A boa notícia é que W. não chega a ser um filme ruim. É aquela típica situação em que simplesmente o resultado não superou as expectativas. Mas se existe algo que deve ser reconhecido no produto final é o desempenho de Josh Brolin – essa sim a aparição mais notável dele ano passado e não Milk – A Voz da Igualdade.  Ele realmente ficou parecido com Bush. Entretanto, o mais importante de tudo não é o visual em si, mas a caracterização que ele fez: condizente e sem exageros. O total oposto dele em cena é Thandie Newton, completamente infeliz em sua aparição. Sim, parece que estamos vendo Condoleeza Rice em cena, mas não passa disso. Newton é uma completa figurante que não faz nada além de acenar a cabeça com uma cara de retardada (desculpem-me o radicalismo) concordando com o que os outros personagens dizem. Deplorável.

No mais, W. é um longa-metragem competente, especialmente no que se diz a respeito das imagens documentais, que se misturam com grande habilidade com aquelas filmadas pelos atores. O diretor Oliver Stone foi novamente criticado por sua direção – pela terceira vez consecutiva depois dos fracassos chamados Alexandre e As Torres Gêmeas (que não são necessariamente ruins). Não é nada alarmante. Stone pode até fazer um trabalho bem óbvio atrás das câmeras, mas o que importa é que não chega a comprometer o resultado. Mas é pouco para um diretor como ele. W., portanto, encontra o seu principal empecilho no roteiro neutro. É exatamente isso que rebaixa o longa a uma cotação de apenas mediano.

FILME: 6.5

3

10 comentários em “W.

  1. Acho que é consenso por aqui que só o Josh Brolin vale a pena em “W.” e que ele também é o motivo pela qual as pessoas querem assistir o longa…

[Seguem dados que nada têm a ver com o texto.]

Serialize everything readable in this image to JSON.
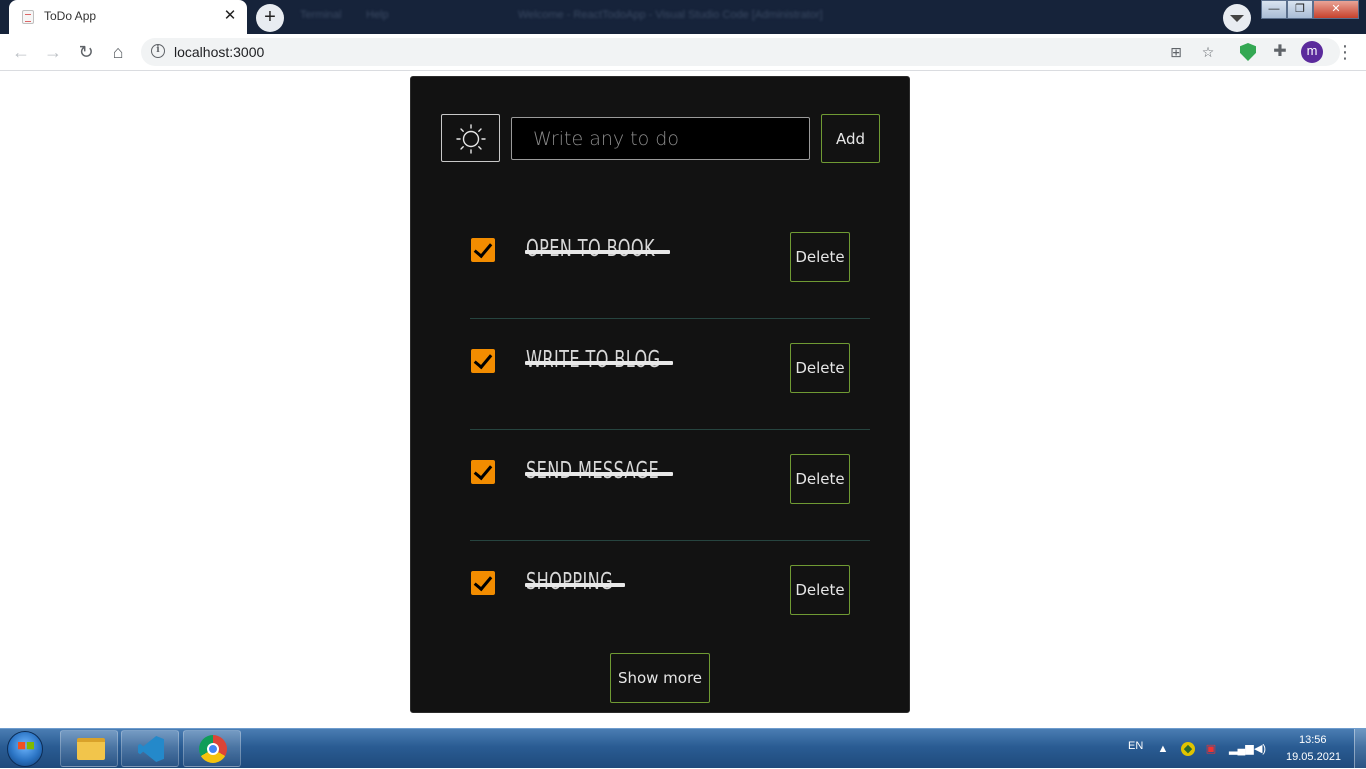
{
  "browser": {
    "tab_title": "ToDo App",
    "tab_close": "✕",
    "new_tab": "+",
    "background_window": [
      "Terminal",
      "Help",
      "Welcome - ReactTodoApp - Visual Studio Code [Administrator]"
    ],
    "url": "localhost:3000",
    "info": "i",
    "back": "←",
    "forward": "→",
    "reload": "↻",
    "home": "⌂",
    "translate": "⊞",
    "bookmark": "☆",
    "puzzle": "✚",
    "avatar_letter": "m",
    "menu": "⋮",
    "window_controls": {
      "minimize": "—",
      "maximize": "❐",
      "close": "✕"
    }
  },
  "app": {
    "theme_icon": "sun-icon",
    "input_placeholder": "Write any to do",
    "add_label": "Add",
    "delete_label": "Delete",
    "show_more_label": "Show more",
    "checkbox_color": "#f28c00",
    "button_border_color": "#6f9a33",
    "todos": [
      {
        "text": "OPEN TO BOOK",
        "completed": true
      },
      {
        "text": "WRITE TO BLOG",
        "completed": true
      },
      {
        "text": "SEND MESSAGE",
        "completed": true
      },
      {
        "text": "SHOPPING",
        "completed": true
      }
    ]
  },
  "taskbar": {
    "apps": [
      "file-explorer-icon",
      "vscode-icon",
      "chrome-icon"
    ],
    "language": "EN",
    "time": "13:56",
    "date": "19.05.2021"
  }
}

  2. Odiei este filme, em todos os aspectos. Nem mesmo Josh Brolin conseguiu me convencer, já que sua atuação foi horrorosa. Talvez Ellen Burstyn seja a única coisa que realmente preste neste “W”.
    Nota:2,0 (o pior filme do ano!!!)
    Abraço!

  3. Não tenho muito interesse por este filme, por ser uma cinebiografia de Bush. Mas vejo, talvez, por causa do elenco envolvido. ;)

  4. É estranho ver que Oliver Stone não escolheu um lado e entregou uma obra aparentemente sem alma.
    Pretendo assistir ainda, apesar de tudo gosto do tema.

    Abraço

  5. Droga. Escrevi um monte, mas deu erro e o comentário sumiu… Vou resumir: não assistiria esse filme nem pela interpretação do Brolin. A era Bush foi tão horrível que não tenho a menor vontade de revivê-la, mesmo sendo no cinema.
    Outra: a incoerência que você diz haver na primeira parte do filme me soa como produção tão desajeitada quanto às trapalhadas absurdas do Bush.
    Acho que você foi muito bonzinho com a nota…

  6. Acho que só pretendo ver esse longa pelos elogios ao Josh Brolin, pois mesmo quem não gostou tanto do filme (como você) aprova o desempenho do ator.